Iklan

Dilema Pemilih dalam Memilih

narran
Kamis, 30 November 2023 | November 30, 2023 WIB Last Updated 2023-11-30T05:10:30Z
opini , pemilu
Sumber: Detik.com
NARRAN.ID, OPINI - Kebutaan arah ditengah masyarakat selalu dirasakan oleh siapapun dalam memilih pemimpin yang diinginkan. Tontonan yang sangat menarik terlihat secara langsung dalam penataan negara dan wilayah untuk masyarakat. Selayan pandang diatas sepertinya menjadi gerbang untuk menarik pemahaman kita semua bahwasanya kalimat “dari rakyat, oleh rakyat, dan untuk rakyat” hanya keluar ketika masa pencalonan pemimpin ingin berlangsung di negara kita. Rasa penasaran dan keingintahuan kita tentang sebenarnya bagaimana cara menyusun konsep dasar sosial masyarakat dari para pemimpin kita semua.

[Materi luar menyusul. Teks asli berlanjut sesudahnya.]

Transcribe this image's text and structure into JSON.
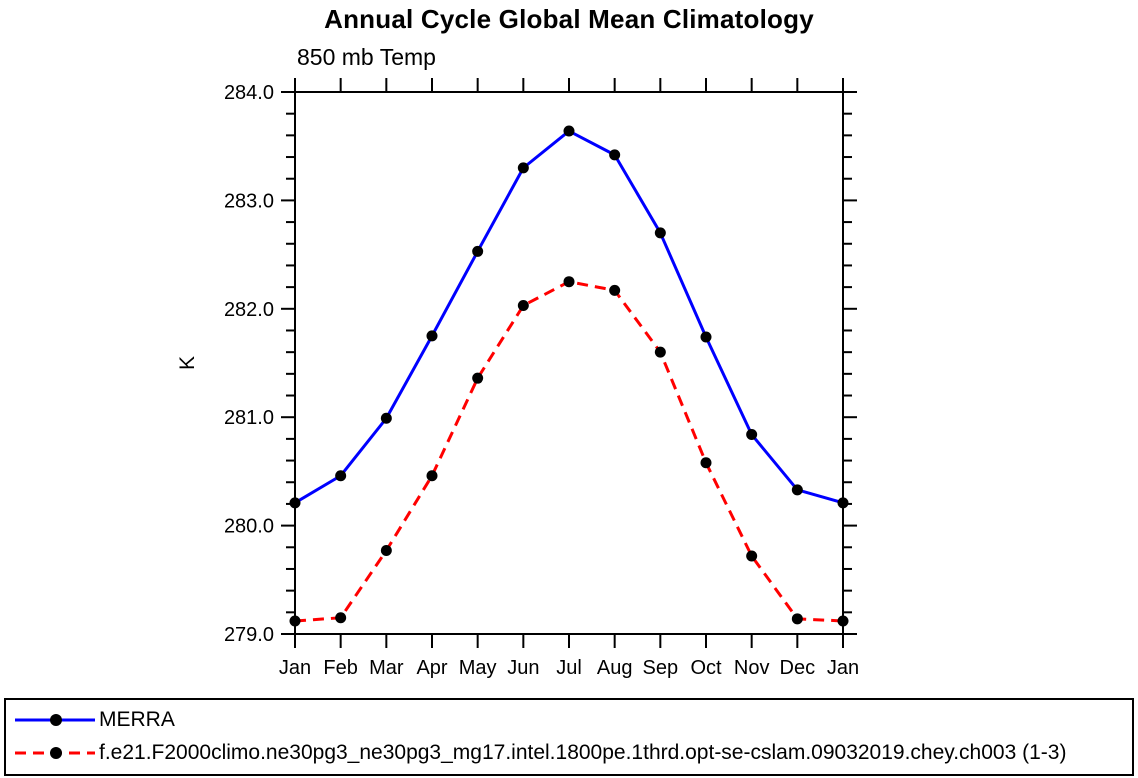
{
  "title": "Annual Cycle Global Mean Climatology",
  "subtitle": "850 mb Temp",
  "chart_data": {
    "type": "line",
    "title": "Annual Cycle Global Mean Climatology",
    "subtitle": "850 mb Temp",
    "xlabel": "",
    "ylabel": "K",
    "categories": [
      "Jan",
      "Feb",
      "Mar",
      "Apr",
      "May",
      "Jun",
      "Jul",
      "Aug",
      "Sep",
      "Oct",
      "Nov",
      "Dec",
      "Jan"
    ],
    "series": [
      {
        "name": "MERRA",
        "color": "#0000ff",
        "style": "solid",
        "marker": "black-dot",
        "values": [
          280.21,
          280.46,
          280.99,
          281.75,
          282.53,
          283.3,
          283.64,
          283.42,
          282.7,
          281.74,
          280.84,
          280.33,
          280.21
        ]
      },
      {
        "name": "f.e21.F2000climo.ne30pg3_ne30pg3_mg17.intel.1800pe.1thrd.opt-se-cslam.09032019.chey.ch003 (1-3)",
        "color": "#ff0000",
        "style": "dashed",
        "marker": "black-dot",
        "values": [
          279.12,
          279.15,
          279.77,
          280.46,
          281.36,
          282.03,
          282.25,
          282.17,
          281.6,
          280.58,
          279.72,
          279.14,
          279.12
        ]
      }
    ],
    "ylim": [
      279.0,
      284.0
    ],
    "yticks_major": [
      279.0,
      280.0,
      281.0,
      282.0,
      283.0,
      284.0
    ],
    "ytick_labels": [
      "279.0",
      "280.0",
      "281.0",
      "282.0",
      "283.0",
      "284.0"
    ],
    "yminor_step": 0.2,
    "grid": false,
    "legend_position": "bottom",
    "axis_color": "#000000",
    "marker_color": "#000000"
  }
}
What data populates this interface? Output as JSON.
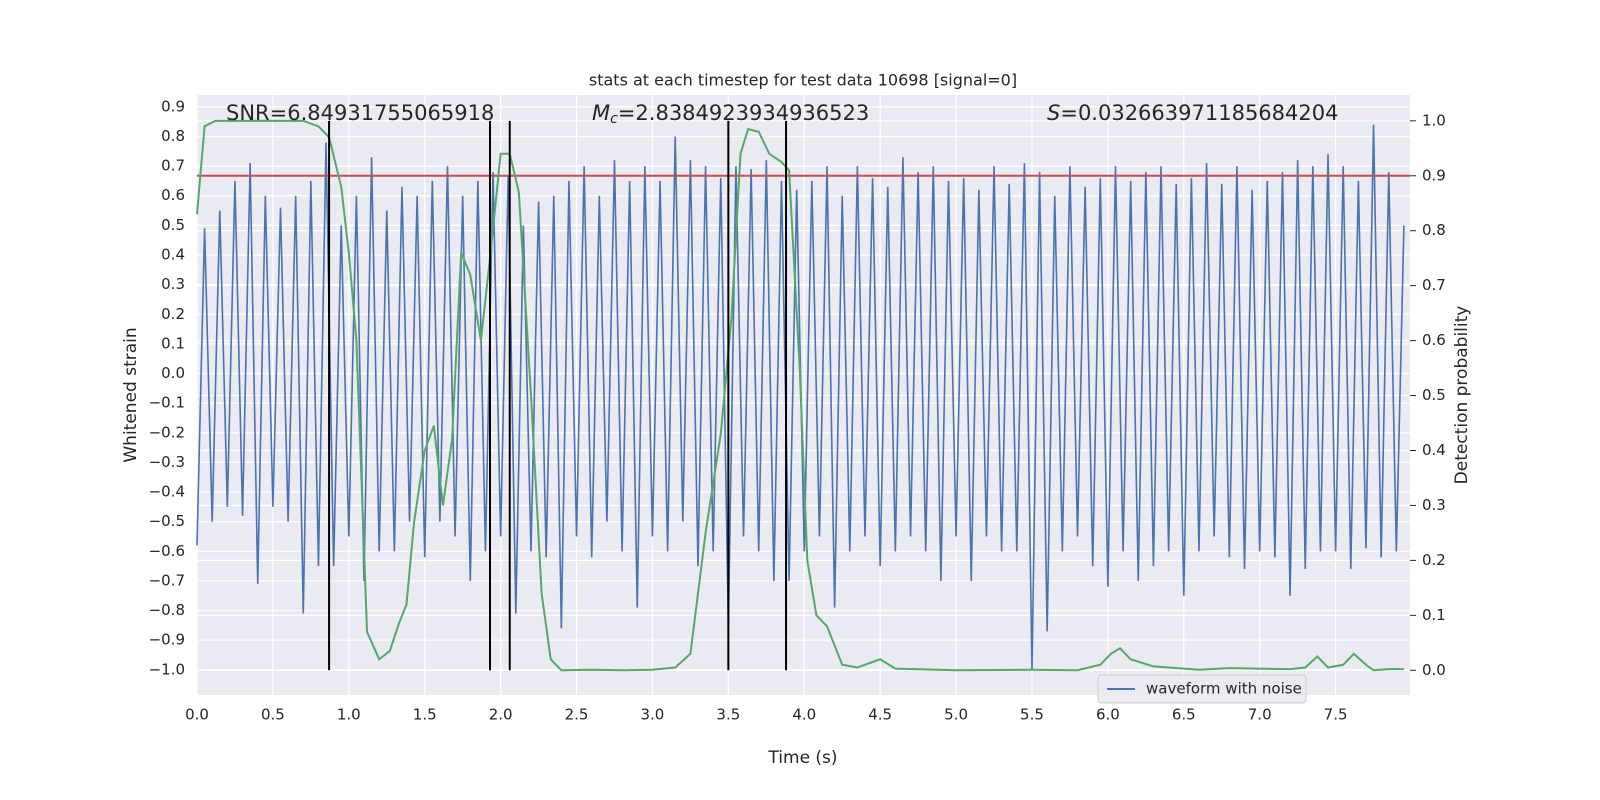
{
  "chart_data": {
    "type": "line",
    "title": "stats at each timestep for test data 10698 [signal=0]",
    "xlabel": "Time (s)",
    "ylabel": "Whitened strain",
    "y2label": "Detection probability",
    "annotations": [
      {
        "text": "SNR=6.84931755065918"
      },
      {
        "symbol": "M",
        "sub": "c",
        "text": "=2.8384923934936523"
      },
      {
        "symbol": "S",
        "text": "=0.032663971185684204"
      }
    ],
    "xlim": [
      0,
      7.99
    ],
    "ylim": [
      -1.085,
      0.94
    ],
    "y2lim": [
      -0.045,
      1.047
    ],
    "xticks": [
      {
        "value": 0,
        "label": "0.0"
      },
      {
        "value": 0.5,
        "label": "0.5"
      },
      {
        "value": 1,
        "label": "1.0"
      },
      {
        "value": 1.5,
        "label": "1.5"
      },
      {
        "value": 2,
        "label": "2.0"
      },
      {
        "value": 2.5,
        "label": "2.5"
      },
      {
        "value": 3,
        "label": "3.0"
      },
      {
        "value": 3.5,
        "label": "3.5"
      },
      {
        "value": 4,
        "label": "4.0"
      },
      {
        "value": 4.5,
        "label": "4.5"
      },
      {
        "value": 5,
        "label": "5.0"
      },
      {
        "value": 5.5,
        "label": "5.5"
      },
      {
        "value": 6,
        "label": "6.0"
      },
      {
        "value": 6.5,
        "label": "6.5"
      },
      {
        "value": 7,
        "label": "7.0"
      },
      {
        "value": 7.5,
        "label": "7.5"
      }
    ],
    "yticks": [
      {
        "value": -1,
        "label": "−1.0"
      },
      {
        "value": -0.9,
        "label": "−0.9"
      },
      {
        "value": -0.8,
        "label": "−0.8"
      },
      {
        "value": -0.7,
        "label": "−0.7"
      },
      {
        "value": -0.6,
        "label": "−0.6"
      },
      {
        "value": -0.5,
        "label": "−0.5"
      },
      {
        "value": -0.4,
        "label": "−0.4"
      },
      {
        "value": -0.3,
        "label": "−0.3"
      },
      {
        "value": -0.2,
        "label": "−0.2"
      },
      {
        "value": -0.1,
        "label": "−0.1"
      },
      {
        "value": 0,
        "label": "0.0"
      },
      {
        "value": 0.1,
        "label": "0.1"
      },
      {
        "value": 0.2,
        "label": "0.2"
      },
      {
        "value": 0.3,
        "label": "0.3"
      },
      {
        "value": 0.4,
        "label": "0.4"
      },
      {
        "value": 0.5,
        "label": "0.5"
      },
      {
        "value": 0.6,
        "label": "0.6"
      },
      {
        "value": 0.7,
        "label": "0.7"
      },
      {
        "value": 0.8,
        "label": "0.8"
      },
      {
        "value": 0.9,
        "label": "0.9"
      }
    ],
    "y2ticks": [
      {
        "value": 0,
        "label": "0.0"
      },
      {
        "value": 0.1,
        "label": "0.1"
      },
      {
        "value": 0.2,
        "label": "0.2"
      },
      {
        "value": 0.3,
        "label": "0.3"
      },
      {
        "value": 0.4,
        "label": "0.4"
      },
      {
        "value": 0.5,
        "label": "0.5"
      },
      {
        "value": 0.6,
        "label": "0.6"
      },
      {
        "value": 0.7,
        "label": "0.7"
      },
      {
        "value": 0.8,
        "label": "0.8"
      },
      {
        "value": 0.9,
        "label": "0.9"
      },
      {
        "value": 1,
        "label": "1.0"
      }
    ],
    "grid": true,
    "legend": "lower right",
    "threshold": {
      "value": 0.9,
      "axis": "y2",
      "color": "#c44e52"
    },
    "markers": {
      "x": [
        0.87,
        1.93,
        2.06,
        3.5,
        3.88
      ],
      "y2": [
        0,
        1
      ],
      "color": "#000000"
    },
    "series": [
      {
        "name": "waveform with noise",
        "color": "#4c72b0",
        "x": [
          0,
          0.05,
          0.1,
          0.15,
          0.2,
          0.25,
          0.3,
          0.35,
          0.4,
          0.45,
          0.5,
          0.55,
          0.6,
          0.65,
          0.7,
          0.75,
          0.8,
          0.85,
          0.9,
          0.95,
          1,
          1.05,
          1.1,
          1.15,
          1.2,
          1.25,
          1.3,
          1.35,
          1.4,
          1.45,
          1.5,
          1.55,
          1.6,
          1.65,
          1.7,
          1.75,
          1.8,
          1.85,
          1.9,
          1.95,
          2,
          2.05,
          2.1,
          2.15,
          2.2,
          2.25,
          2.3,
          2.35,
          2.4,
          2.45,
          2.5,
          2.55,
          2.6,
          2.65,
          2.7,
          2.75,
          2.8,
          2.85,
          2.9,
          2.95,
          3,
          3.05,
          3.1,
          3.15,
          3.2,
          3.25,
          3.3,
          3.35,
          3.4,
          3.45,
          3.5,
          3.55,
          3.6,
          3.65,
          3.7,
          3.75,
          3.8,
          3.85,
          3.9,
          3.95,
          4,
          4.05,
          4.1,
          4.15,
          4.2,
          4.25,
          4.3,
          4.35,
          4.4,
          4.45,
          4.5,
          4.55,
          4.6,
          4.65,
          4.7,
          4.75,
          4.8,
          4.85,
          4.9,
          4.95,
          5,
          5.05,
          5.1,
          5.15,
          5.2,
          5.25,
          5.3,
          5.35,
          5.4,
          5.45,
          5.5,
          5.55,
          5.6,
          5.65,
          5.7,
          5.75,
          5.8,
          5.85,
          5.9,
          5.95,
          6,
          6.05,
          6.1,
          6.15,
          6.2,
          6.25,
          6.3,
          6.35,
          6.4,
          6.45,
          6.5,
          6.55,
          6.6,
          6.65,
          6.7,
          6.75,
          6.8,
          6.85,
          6.9,
          6.95,
          7,
          7.05,
          7.1,
          7.15,
          7.2,
          7.25,
          7.3,
          7.35,
          7.4,
          7.45,
          7.5,
          7.55,
          7.6,
          7.65,
          7.7,
          7.75,
          7.8,
          7.85,
          7.9,
          7.95
        ],
        "values": [
          -0.58,
          0.49,
          -0.5,
          0.55,
          -0.45,
          0.65,
          -0.48,
          0.71,
          -0.71,
          0.6,
          -0.45,
          0.56,
          -0.5,
          0.6,
          -0.81,
          0.65,
          -0.65,
          0.78,
          -0.65,
          0.5,
          -0.55,
          0.6,
          -0.7,
          0.73,
          -0.6,
          0.55,
          -0.6,
          0.63,
          -0.5,
          0.6,
          -0.62,
          0.65,
          -0.5,
          0.7,
          -0.55,
          0.6,
          -0.7,
          0.65,
          -0.6,
          0.68,
          -0.55,
          0.67,
          -0.81,
          0.5,
          -0.6,
          0.58,
          -0.62,
          0.6,
          -0.86,
          0.65,
          -0.55,
          0.7,
          -0.62,
          0.6,
          -0.5,
          0.72,
          -0.6,
          0.65,
          -0.79,
          0.7,
          -0.55,
          0.65,
          -0.6,
          0.8,
          -0.5,
          0.72,
          -0.65,
          0.7,
          -0.6,
          0.66,
          -0.85,
          0.7,
          -0.55,
          0.69,
          -0.6,
          0.72,
          -0.7,
          0.65,
          -0.7,
          0.62,
          -0.6,
          0.65,
          -0.55,
          0.7,
          -0.79,
          0.6,
          -0.6,
          0.7,
          -0.55,
          0.66,
          -0.65,
          0.63,
          -0.6,
          0.73,
          -0.55,
          0.68,
          -0.6,
          0.7,
          -0.7,
          0.65,
          -0.55,
          0.66,
          -0.7,
          0.62,
          -0.55,
          0.7,
          -0.6,
          0.64,
          -0.6,
          0.71,
          -1.0,
          0.68,
          -0.87,
          0.6,
          -0.6,
          0.7,
          -0.55,
          0.63,
          -0.65,
          0.66,
          -0.72,
          0.7,
          -0.6,
          0.65,
          -0.7,
          0.68,
          -0.65,
          0.7,
          -0.6,
          0.64,
          -0.75,
          0.66,
          -0.6,
          0.71,
          -0.55,
          0.64,
          -0.62,
          0.7,
          -0.66,
          0.62,
          -0.6,
          0.65,
          -0.62,
          0.68,
          -0.75,
          0.72,
          -0.66,
          0.7,
          -0.6,
          0.74,
          -0.6,
          0.7,
          -0.66,
          0.65,
          -0.59,
          0.84,
          -0.62,
          0.68,
          -0.6,
          0.5
        ]
      },
      {
        "axis": "y2",
        "color": "#55a868",
        "x": [
          0,
          0.05,
          0.12,
          0.3,
          0.5,
          0.7,
          0.8,
          0.87,
          0.95,
          1,
          1.05,
          1.12,
          1.2,
          1.27,
          1.33,
          1.38,
          1.43,
          1.5,
          1.56,
          1.62,
          1.68,
          1.74,
          1.8,
          1.87,
          1.93,
          2,
          2.06,
          2.12,
          2.2,
          2.27,
          2.33,
          2.4,
          2.6,
          2.8,
          3,
          3.15,
          3.25,
          3.35,
          3.45,
          3.52,
          3.58,
          3.63,
          3.7,
          3.77,
          3.85,
          3.9,
          3.97,
          4.02,
          4.08,
          4.15,
          4.25,
          4.35,
          4.5,
          4.6,
          5,
          5.5,
          5.8,
          5.95,
          6.02,
          6.08,
          6.15,
          6.3,
          6.6,
          6.8,
          7.2,
          7.3,
          7.38,
          7.45,
          7.55,
          7.62,
          7.7,
          7.75,
          7.85,
          7.95
        ],
        "values": [
          0.83,
          0.99,
          1.0,
          1.0,
          1.0,
          1.0,
          0.99,
          0.97,
          0.88,
          0.76,
          0.6,
          0.07,
          0.02,
          0.035,
          0.085,
          0.12,
          0.27,
          0.4,
          0.445,
          0.3,
          0.42,
          0.76,
          0.72,
          0.6,
          0.75,
          0.94,
          0.94,
          0.87,
          0.5,
          0.14,
          0.02,
          0.0,
          0.001,
          0.0,
          0.001,
          0.005,
          0.03,
          0.25,
          0.43,
          0.64,
          0.94,
          0.985,
          0.98,
          0.94,
          0.925,
          0.91,
          0.55,
          0.2,
          0.1,
          0.08,
          0.01,
          0.005,
          0.02,
          0.003,
          0.0,
          0.001,
          0.0,
          0.01,
          0.03,
          0.04,
          0.02,
          0.007,
          0.001,
          0.004,
          0.002,
          0.005,
          0.025,
          0.005,
          0.01,
          0.03,
          0.01,
          0.0,
          0.002,
          0.002
        ]
      }
    ]
  }
}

Kritik dan saran yang dianggap sebagai cacian dan hinaan tidak akan terlontarkan untuk para pemimpin kita jika bisa membenahi masalah sosial dalam tatanan masyarakat. Modal sosial yang ditanamkan dan menjadi bekal pada sosok pemimpin kita seperti, Presiden, Gubernur, Bupati, DPR, dan sebagainya tanpa harus diberikan pemahan terkait sosial masyarakat, mereka sudah faham dari modal yang mereka punya. Dalam sistem perwakilan, demokrasi juga menuntut adanya pertanggung jawaban dari para wakil, jika memang tuntutan yang disusun oleh masyarakat terealisasi seyogyanya sistem demokrasi yang kita fahami bersama bisa saja menjadi falsafah kebahagiaan dalam hidup bernegara. Masyarakat akan bahagia jika para pemimpinnya pun bisa berbagi kebahagiaan dengan kita semua, dan sebaliknya pula, pemimpin akan bahagia jika masyarakatnya pun bahagia.

Dilema yang tertanam pada kita semua ketika memilih seorang pemimpin, sepertinya sangat sulit memilih pemimpin baik dan benar-benar baik untuk masyarakatnya. Kesadaran menjadi masyarakat dalam melihat pemimpin yang akan mencalonkan pun tidak bisa sembarang, karena mereka  akan melihat kita sebagai masyarakat dan pemilih. Untuk memahaminya terdapat tipologi pemilihan calon. Pertama yaitu rasional (pemilih akan melihat dari sudut pandang program kerja yang dibuat oleh calon).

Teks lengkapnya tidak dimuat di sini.